As we noticed in our Book Club for Poets discussion of some of Larkin’s shorter lyrics, it would be a mistake to confuse this poet’s clarity for simplicity. “The Trees” starts out by apparently striking the familiar chord of spring as a metaphor for rebirth: “The trees are coming into leaf / Like something almost being said.” But by the fourth line of that first quatrain, this isn’t a statement of simple, optimistic renewal: “Their greenness is a kind of grief.” It’s the exploration of the source of that grief that drives the rest of the poem.
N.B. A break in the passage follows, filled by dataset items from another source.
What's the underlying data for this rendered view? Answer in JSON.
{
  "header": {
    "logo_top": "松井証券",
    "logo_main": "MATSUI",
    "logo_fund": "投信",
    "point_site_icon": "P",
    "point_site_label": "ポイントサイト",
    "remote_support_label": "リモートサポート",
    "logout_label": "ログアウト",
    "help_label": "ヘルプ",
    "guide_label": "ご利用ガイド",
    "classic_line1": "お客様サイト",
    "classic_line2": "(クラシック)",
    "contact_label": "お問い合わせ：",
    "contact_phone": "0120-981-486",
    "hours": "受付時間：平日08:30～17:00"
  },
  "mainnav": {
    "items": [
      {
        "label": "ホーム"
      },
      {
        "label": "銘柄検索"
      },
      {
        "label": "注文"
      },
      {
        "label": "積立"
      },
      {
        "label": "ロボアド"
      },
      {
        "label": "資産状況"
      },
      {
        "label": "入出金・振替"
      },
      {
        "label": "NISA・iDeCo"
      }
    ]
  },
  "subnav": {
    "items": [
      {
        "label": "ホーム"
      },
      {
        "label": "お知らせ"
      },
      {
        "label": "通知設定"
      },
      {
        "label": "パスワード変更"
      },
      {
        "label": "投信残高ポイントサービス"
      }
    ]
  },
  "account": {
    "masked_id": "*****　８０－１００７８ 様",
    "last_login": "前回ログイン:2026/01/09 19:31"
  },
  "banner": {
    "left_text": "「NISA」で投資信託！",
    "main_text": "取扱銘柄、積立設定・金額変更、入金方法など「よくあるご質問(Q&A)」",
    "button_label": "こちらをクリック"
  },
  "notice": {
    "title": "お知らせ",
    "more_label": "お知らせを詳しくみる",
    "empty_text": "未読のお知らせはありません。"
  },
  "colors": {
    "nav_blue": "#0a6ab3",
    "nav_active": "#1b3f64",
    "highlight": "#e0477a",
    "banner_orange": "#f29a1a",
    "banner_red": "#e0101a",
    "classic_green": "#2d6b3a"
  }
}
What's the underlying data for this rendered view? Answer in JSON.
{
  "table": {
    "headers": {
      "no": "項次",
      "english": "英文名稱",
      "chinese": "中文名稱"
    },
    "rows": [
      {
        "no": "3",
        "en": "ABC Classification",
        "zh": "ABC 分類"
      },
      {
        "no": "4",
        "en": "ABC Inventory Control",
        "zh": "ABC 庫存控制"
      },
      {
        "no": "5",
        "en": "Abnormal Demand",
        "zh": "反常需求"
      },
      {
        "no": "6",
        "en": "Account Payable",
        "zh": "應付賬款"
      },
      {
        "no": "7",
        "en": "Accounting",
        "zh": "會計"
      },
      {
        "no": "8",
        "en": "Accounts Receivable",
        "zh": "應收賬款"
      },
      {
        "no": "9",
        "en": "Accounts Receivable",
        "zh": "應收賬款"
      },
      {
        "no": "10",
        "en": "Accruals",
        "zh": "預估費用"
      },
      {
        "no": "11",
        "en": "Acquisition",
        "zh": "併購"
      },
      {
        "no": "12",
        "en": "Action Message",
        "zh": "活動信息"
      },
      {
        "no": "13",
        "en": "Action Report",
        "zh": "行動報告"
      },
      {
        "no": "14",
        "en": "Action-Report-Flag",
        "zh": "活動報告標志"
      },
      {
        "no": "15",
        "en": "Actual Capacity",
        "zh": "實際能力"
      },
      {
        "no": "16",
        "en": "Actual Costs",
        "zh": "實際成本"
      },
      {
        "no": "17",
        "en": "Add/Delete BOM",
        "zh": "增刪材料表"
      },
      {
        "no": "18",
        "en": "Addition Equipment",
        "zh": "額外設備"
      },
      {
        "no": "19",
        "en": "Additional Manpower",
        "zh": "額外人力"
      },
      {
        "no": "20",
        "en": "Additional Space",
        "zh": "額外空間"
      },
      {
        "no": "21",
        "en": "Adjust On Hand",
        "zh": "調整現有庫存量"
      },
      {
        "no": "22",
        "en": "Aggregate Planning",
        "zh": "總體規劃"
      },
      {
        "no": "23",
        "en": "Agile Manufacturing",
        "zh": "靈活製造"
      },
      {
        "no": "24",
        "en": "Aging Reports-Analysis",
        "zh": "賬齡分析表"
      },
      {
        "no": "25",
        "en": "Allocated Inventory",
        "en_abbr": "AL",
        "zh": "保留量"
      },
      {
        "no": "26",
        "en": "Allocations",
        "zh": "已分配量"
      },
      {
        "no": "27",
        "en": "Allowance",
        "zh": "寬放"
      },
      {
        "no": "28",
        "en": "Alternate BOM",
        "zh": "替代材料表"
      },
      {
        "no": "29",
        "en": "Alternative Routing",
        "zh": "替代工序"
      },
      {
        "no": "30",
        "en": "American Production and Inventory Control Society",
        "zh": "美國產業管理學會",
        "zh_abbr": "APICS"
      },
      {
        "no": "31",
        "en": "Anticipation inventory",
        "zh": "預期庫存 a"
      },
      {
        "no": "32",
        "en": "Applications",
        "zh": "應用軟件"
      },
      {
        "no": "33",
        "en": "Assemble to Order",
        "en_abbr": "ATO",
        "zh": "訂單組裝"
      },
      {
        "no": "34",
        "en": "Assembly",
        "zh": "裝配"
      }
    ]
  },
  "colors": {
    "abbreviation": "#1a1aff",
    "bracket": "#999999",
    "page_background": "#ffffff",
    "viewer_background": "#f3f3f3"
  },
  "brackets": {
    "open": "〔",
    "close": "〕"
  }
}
As Ellen Bryant Voigt has noted in The Art of Syntax, while the first stanza is extremely regular in its iambic pattern, the second breaks the pattern:
Is it that they are born again
And we grow old? No, they die too.
(Voigt hears “No, they die too” as four stressed beats in a row. It’s certainly possible to read the line that way, though I think perhaps “die” is not stressed. Larkin doesn’t seem to stress it in a Poetry Archive recording.) Voigt notes that even though the rest of the poem reasserts the regular iambic pattern, “an unease has entered the poem at its center” (69). When Larkin returns to the image of the trees in “fullgrown” leaf, they only “seem” to be saying “Begin afresh, afresh, afresh.” The final word of the poem—“afresh”—is actually the source of our grief. The rebirth of the trees is an illusion—but even that illusion is beyond our human abilities. That sensation of renewal is powerful, however, and cheerfully asserted: grief and hope expressed to us simultaneously.
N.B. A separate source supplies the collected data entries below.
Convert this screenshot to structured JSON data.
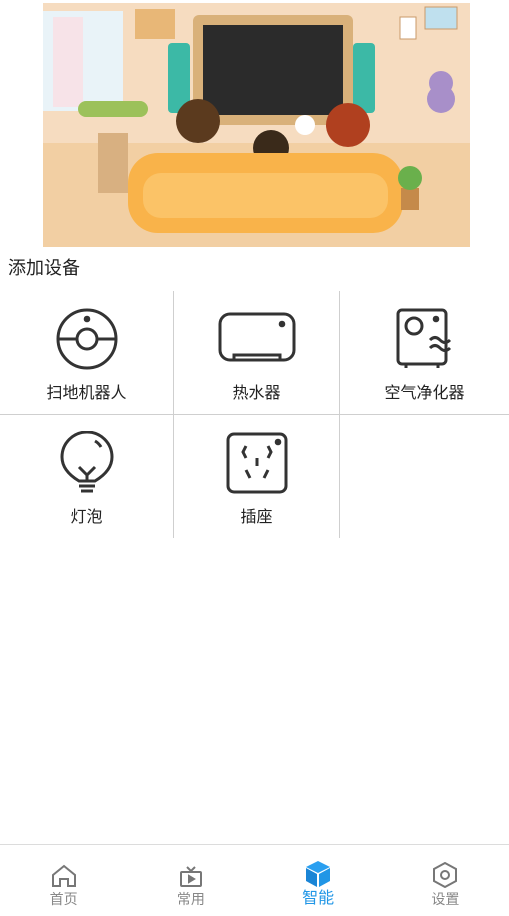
{
  "banner": {
    "image": "family-watching-tv-illustration"
  },
  "section": {
    "title": "添加设备"
  },
  "devices": [
    {
      "label": "扫地机器人",
      "icon": "robot-vacuum-icon"
    },
    {
      "label": "热水器",
      "icon": "water-heater-icon"
    },
    {
      "label": "空气净化器",
      "icon": "air-purifier-icon"
    },
    {
      "label": "灯泡",
      "icon": "light-bulb-icon"
    },
    {
      "label": "插座",
      "icon": "power-socket-icon"
    }
  ],
  "tabbar": {
    "tabs": [
      {
        "label": "首页",
        "icon": "home-icon",
        "active": false
      },
      {
        "label": "常用",
        "icon": "tv-icon",
        "active": false
      },
      {
        "label": "智能",
        "icon": "cube-icon",
        "active": true
      },
      {
        "label": "设置",
        "icon": "settings-icon",
        "active": false
      }
    ],
    "active_color": "#2196e6",
    "inactive_color": "#888888"
  }
}
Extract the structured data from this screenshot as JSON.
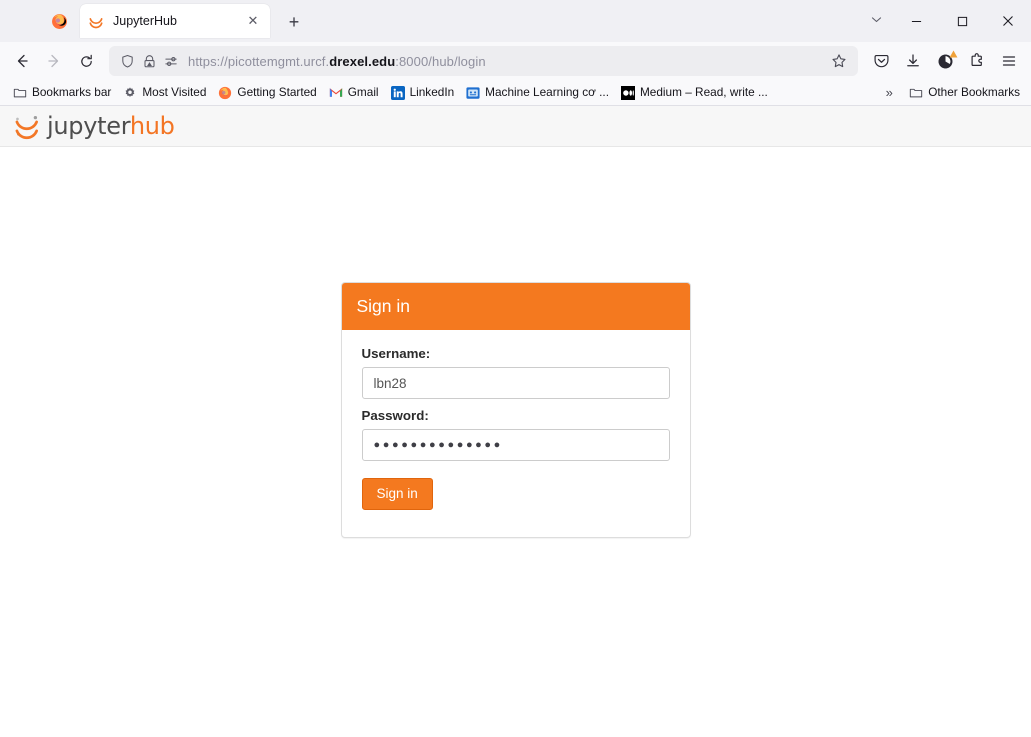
{
  "browser": {
    "tab": {
      "title": "JupyterHub",
      "favicon": "jupyter-circle-icon",
      "close_label": "✕"
    },
    "newtab_label": "+",
    "window_controls": {
      "tab_list": "⌄",
      "minimize": "—",
      "maximize": "□",
      "close": "✕"
    },
    "nav": {
      "back": "←",
      "forward": "→",
      "reload": "↻"
    },
    "urlbar": {
      "url_prefix": "https://picottemgmt.urcf.",
      "url_domain": "drexel.edu",
      "url_suffix": ":8000/hub/login",
      "full_url": "https://picottemgmt.urcf.drexel.edu:8000/hub/login",
      "shield_icon": "shield-icon",
      "lock_icon": "lock-warning-icon",
      "permissions_icon": "permissions-icon",
      "bookmark_star": "☆"
    },
    "toolbar_right": [
      {
        "name": "pocket-icon",
        "label": "Save to Pocket"
      },
      {
        "name": "downloads-icon",
        "label": "Downloads"
      },
      {
        "name": "account-icon",
        "label": "Account"
      },
      {
        "name": "extensions-icon",
        "label": "Extensions"
      },
      {
        "name": "app-menu-icon",
        "label": "Open application menu"
      }
    ],
    "bookmarks": [
      {
        "label": "Bookmarks bar",
        "icon": "folder-icon"
      },
      {
        "label": "Most Visited",
        "icon": "gear-icon"
      },
      {
        "label": "Getting Started",
        "icon": "firefox-icon"
      },
      {
        "label": "Gmail",
        "icon": "gmail-icon"
      },
      {
        "label": "LinkedIn",
        "icon": "linkedin-icon"
      },
      {
        "label": "Machine Learning cơ ...",
        "icon": "generic-site-icon"
      },
      {
        "label": "Medium – Read, write ...",
        "icon": "medium-icon"
      }
    ],
    "bookmarks_overflow": "»",
    "other_bookmarks": {
      "label": "Other Bookmarks",
      "icon": "folder-icon"
    }
  },
  "page": {
    "brand": {
      "word_first": "jupyter",
      "word_second": "hub",
      "logo": "jupyter-logo-icon"
    },
    "login": {
      "header_title": "Sign in",
      "username_label": "Username:",
      "username_value": "lbn28",
      "username_placeholder": "",
      "password_label": "Password:",
      "password_value": "●●●●●●●●●●●●●●",
      "password_placeholder": "",
      "submit_label": "Sign in"
    }
  },
  "colors": {
    "accent_orange": "#f4791f",
    "brand_gray": "#4e4e4e",
    "card_border": "#dddddd",
    "navbar_bg": "#f7f7f7"
  }
}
Part of our enjoyment in reading this poem comes from its music—its rhythms and sound echoes. Within that music, Larkin is capable of both colloquial speech and more traditionally lyric statement:
Their yearly trick of looking new
Is written down in rings of grain.
It’s the contrast of that casual “yearly trick,” I think, that makes the music of the next line and its metaphor deeply satisfying, with its repetition of r sounds and very regular iambic meter. At the same time, “yearly trick” balances out, grounds, the poetic impulse to compare the growth rings of trees to something “written.” In the wrong hands such a metaphor might seem like a clumsy, or precious, personification.
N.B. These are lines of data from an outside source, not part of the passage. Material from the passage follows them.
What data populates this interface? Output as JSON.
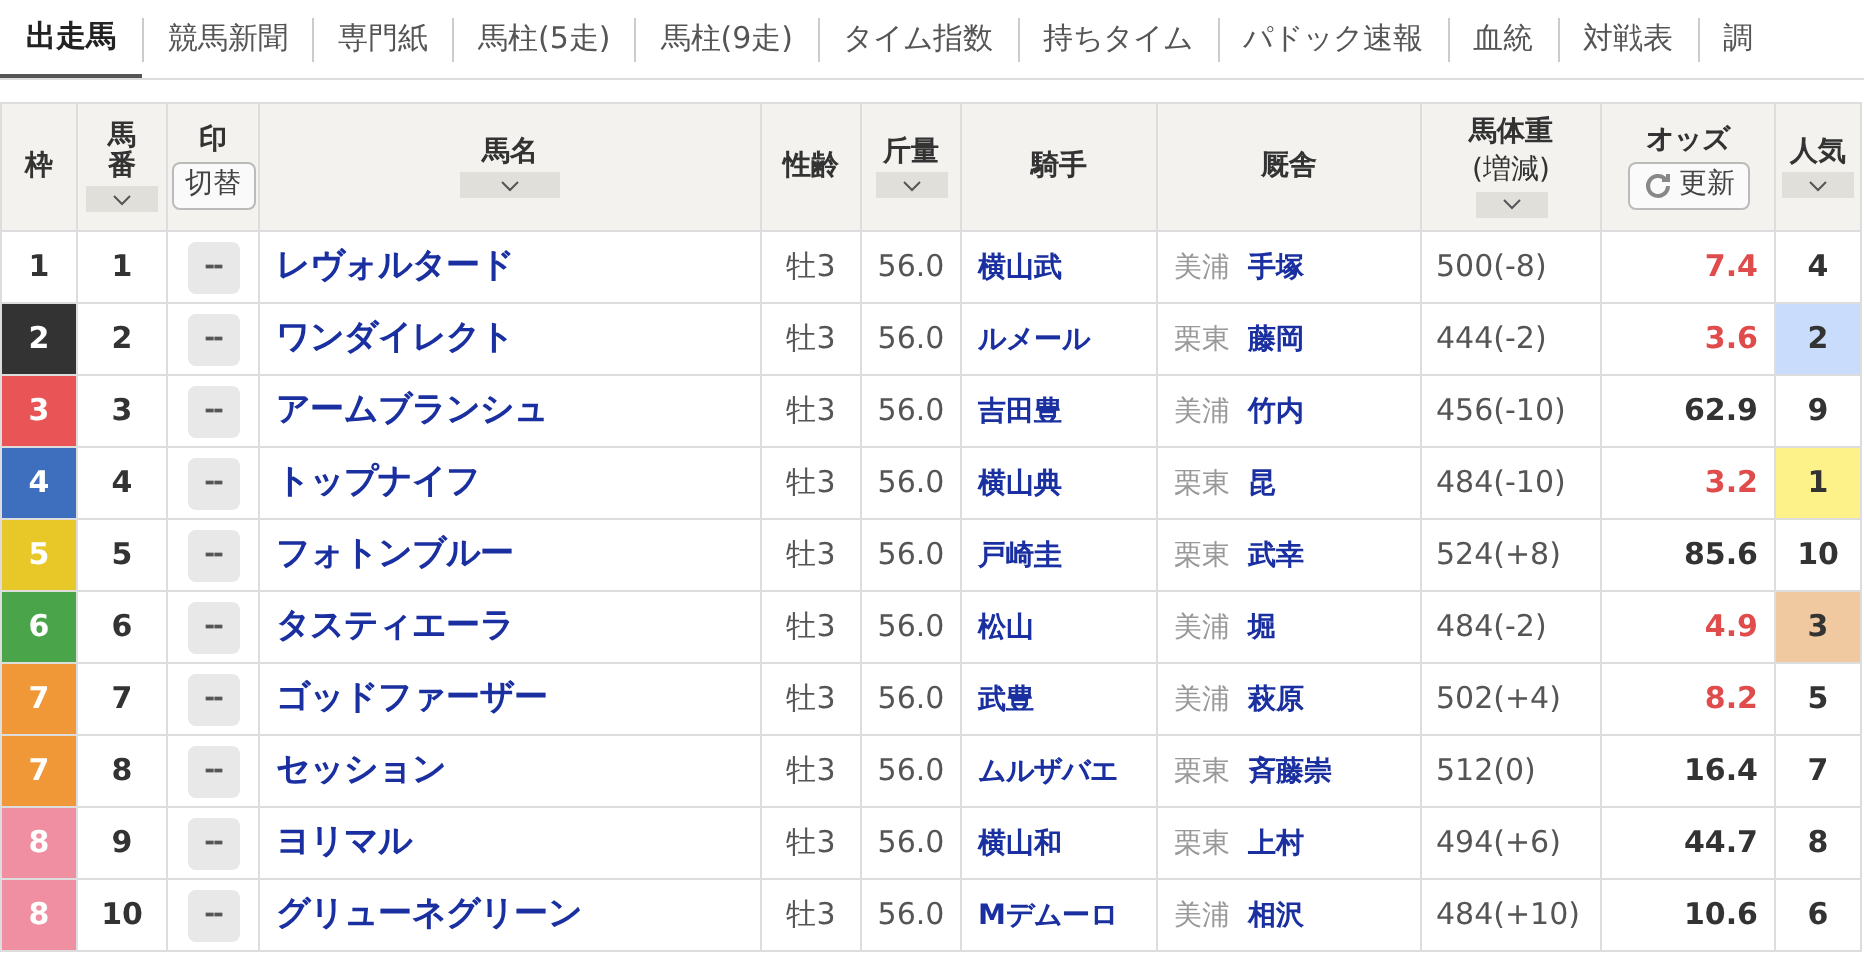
{
  "tabs": [
    {
      "label": "出走馬",
      "selected": true
    },
    {
      "label": "競馬新聞",
      "selected": false
    },
    {
      "label": "専門紙",
      "selected": false
    },
    {
      "label": "馬柱(5走)",
      "selected": false
    },
    {
      "label": "馬柱(9走)",
      "selected": false
    },
    {
      "label": "タイム指数",
      "selected": false
    },
    {
      "label": "持ちタイム",
      "selected": false
    },
    {
      "label": "パドック速報",
      "selected": false
    },
    {
      "label": "血統",
      "selected": false
    },
    {
      "label": "対戦表",
      "selected": false
    },
    {
      "label": "調",
      "selected": false
    }
  ],
  "table": {
    "columns": [
      {
        "label": "枠",
        "sortable": false
      },
      {
        "label": "馬番",
        "sortable": true
      },
      {
        "label": "印",
        "sortable": false,
        "button": "切替"
      },
      {
        "label": "馬名",
        "sortable": true
      },
      {
        "label": "性齢",
        "sortable": false
      },
      {
        "label": "斤量",
        "sortable": true
      },
      {
        "label": "騎手",
        "sortable": false
      },
      {
        "label": "厩舎",
        "sortable": false
      },
      {
        "label": "馬体重",
        "sub": "(増減)",
        "sortable": true
      },
      {
        "label": "オッズ",
        "sortable": false,
        "button": "更新"
      },
      {
        "label": "人気",
        "sortable": true
      }
    ],
    "rows": [
      {
        "frame": {
          "number": "1",
          "color": "#ffffff"
        },
        "number": "1",
        "mark": "--",
        "name": "レヴォルタード",
        "sex_age": "牡3",
        "weight": "56.0",
        "jockey": "横山武",
        "region": "美浦",
        "trainer": "手塚",
        "body_weight": "500(-8)",
        "odds": "7.4",
        "odds_hot": true,
        "popularity": {
          "rank": "4"
        }
      },
      {
        "frame": {
          "number": "2",
          "color": "#333333"
        },
        "number": "2",
        "mark": "--",
        "name": "ワンダイレクト",
        "sex_age": "牡3",
        "weight": "56.0",
        "jockey": "ルメール",
        "region": "栗東",
        "trainer": "藤岡",
        "body_weight": "444(-2)",
        "odds": "3.6",
        "odds_hot": true,
        "popularity": {
          "rank": "2",
          "color": "#cadcfb"
        }
      },
      {
        "frame": {
          "number": "3",
          "color": "#e95556"
        },
        "number": "3",
        "mark": "--",
        "name": "アームブランシュ",
        "sex_age": "牡3",
        "weight": "56.0",
        "jockey": "吉田豊",
        "region": "美浦",
        "trainer": "竹内",
        "body_weight": "456(-10)",
        "odds": "62.9",
        "odds_hot": false,
        "popularity": {
          "rank": "9"
        }
      },
      {
        "frame": {
          "number": "4",
          "color": "#3e6fbf"
        },
        "number": "4",
        "mark": "--",
        "name": "トップナイフ",
        "sex_age": "牡3",
        "weight": "56.0",
        "jockey": "横山典",
        "region": "栗東",
        "trainer": "昆",
        "body_weight": "484(-10)",
        "odds": "3.2",
        "odds_hot": true,
        "popularity": {
          "rank": "1",
          "color": "#fdf28a"
        }
      },
      {
        "frame": {
          "number": "5",
          "color": "#e8c829"
        },
        "number": "5",
        "mark": "--",
        "name": "フォトンブルー",
        "sex_age": "牡3",
        "weight": "56.0",
        "jockey": "戸崎圭",
        "region": "栗東",
        "trainer": "武幸",
        "body_weight": "524(+8)",
        "odds": "85.6",
        "odds_hot": false,
        "popularity": {
          "rank": "10"
        }
      },
      {
        "frame": {
          "number": "6",
          "color": "#4aa54a"
        },
        "number": "6",
        "mark": "--",
        "name": "タスティエーラ",
        "sex_age": "牡3",
        "weight": "56.0",
        "jockey": "松山",
        "region": "美浦",
        "trainer": "堀",
        "body_weight": "484(-2)",
        "odds": "4.9",
        "odds_hot": true,
        "popularity": {
          "rank": "3",
          "color": "#f1c9a0"
        }
      },
      {
        "frame": {
          "number": "7",
          "color": "#f09838"
        },
        "number": "7",
        "mark": "--",
        "name": "ゴッドファーザー",
        "sex_age": "牡3",
        "weight": "56.0",
        "jockey": "武豊",
        "region": "美浦",
        "trainer": "萩原",
        "body_weight": "502(+4)",
        "odds": "8.2",
        "odds_hot": true,
        "popularity": {
          "rank": "5"
        }
      },
      {
        "frame": {
          "number": "7",
          "color": "#f09838"
        },
        "number": "8",
        "mark": "--",
        "name": "セッション",
        "sex_age": "牡3",
        "weight": "56.0",
        "jockey": "ムルザバエ",
        "region": "栗東",
        "trainer": "斉藤崇",
        "body_weight": "512(0)",
        "odds": "16.4",
        "odds_hot": false,
        "popularity": {
          "rank": "7"
        }
      },
      {
        "frame": {
          "number": "8",
          "color": "#f08fa2"
        },
        "number": "9",
        "mark": "--",
        "name": "ヨリマル",
        "sex_age": "牡3",
        "weight": "56.0",
        "jockey": "横山和",
        "region": "栗東",
        "trainer": "上村",
        "body_weight": "494(+6)",
        "odds": "44.7",
        "odds_hot": false,
        "popularity": {
          "rank": "8"
        }
      },
      {
        "frame": {
          "number": "8",
          "color": "#f08fa2"
        },
        "number": "10",
        "mark": "--",
        "name": "グリューネグリーン",
        "sex_age": "牡3",
        "weight": "56.0",
        "jockey": "Mデムーロ",
        "region": "美浦",
        "trainer": "相沢",
        "body_weight": "484(+10)",
        "odds": "10.6",
        "odds_hot": false,
        "popularity": {
          "rank": "6"
        }
      }
    ]
  }
}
Voigt notes that in “Cut Grass,” another short lyric, it’s easy to misread the poem as making a distinction between the “Long, long” death of the mown grass and the survival of a series of fruitful summer images—chestnut flowers, hedges snowlike strewn, Lost lanes of Queen Anne’s lace, a high-builded cloud. But the prepositional phrases of the second sentences in the poem actually suggest that all the flowers and images of summer are not just living “in” June but actually dying “with” the grass:
Long, long the death
It dies in the white hours
Of young-leafed June
with chestnut flowers …
The trochees in this list of summer images—young leafed, lost lanes, high-builded—echo the opening double trochees of the very first line: Cut grass | lies frail. (See Voigt’s full discussion of the poem in The Art of Syntax, 73–77.) It’s the poem’s capacity to have two simultaneous meanings—one of them considerably darker than the other—that creates a sense of surprise in our reading of the poem, and it’s that surprise that makes the poem memorable.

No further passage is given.